Re: revised w/nocase text, considering titlecase and cased
John Cowan 12 May 2014 05:54 UTC
Alex Shinn scripsit:
> As a special case, the pre-defined named character sets
> upper and lower (and their aliases upper-case and lower-case)
> are defined to match all characters with the cased property (L&).
> Note also all other pre-defined named character sets are
> equivalent to themselves under w/nocase.
>
> Rationale: The differences between the case insensitive
> lower and upper and the cased property are few and unlikely
> to match user intention.
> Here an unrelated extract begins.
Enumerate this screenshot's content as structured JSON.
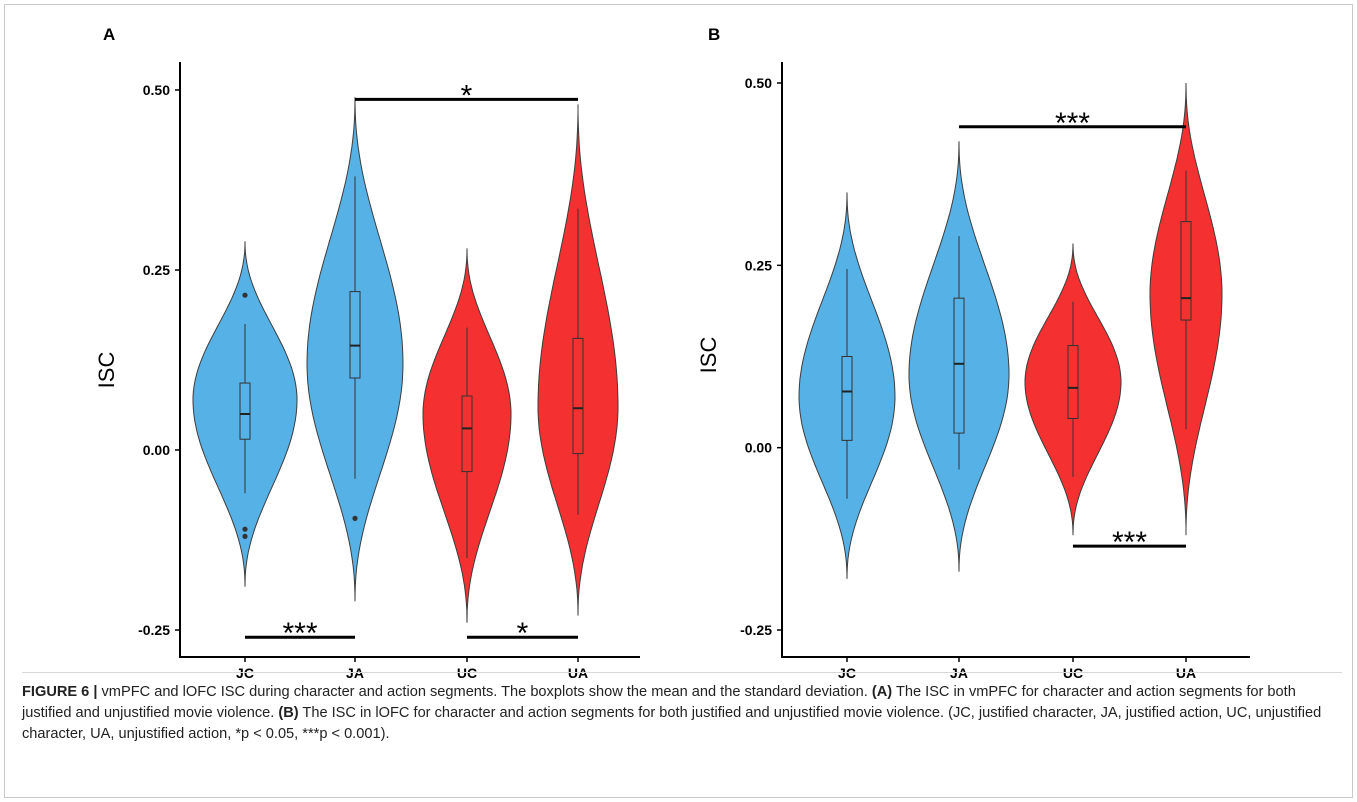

Moreover, unlike the algorithmically
> mapped upper and lower char-sets, the cased property is
> readily available in most Unicode implementations.
Looks good to me.
I think this language should also be added:
Note that placing a sequence consisting of a base character
and combining characters into a character string representing
a character set will not do what the user probably expects;
it will create a character set pattern containing the base
character and the combining character(s) as alternatives.
For the same reason, it is inadvisable to apply Unicode
normalization to such strings.
> And the only realistic alternative I can see is making this
> special case optional, so that either behavior is correct.
Too much flexibility, I think.
--
John Cowan http://www.ccil.org/~cowan xxxxxx@ccil.org
A witness cannot give evidence of his age unless he can remember being born.
--Judge Blagden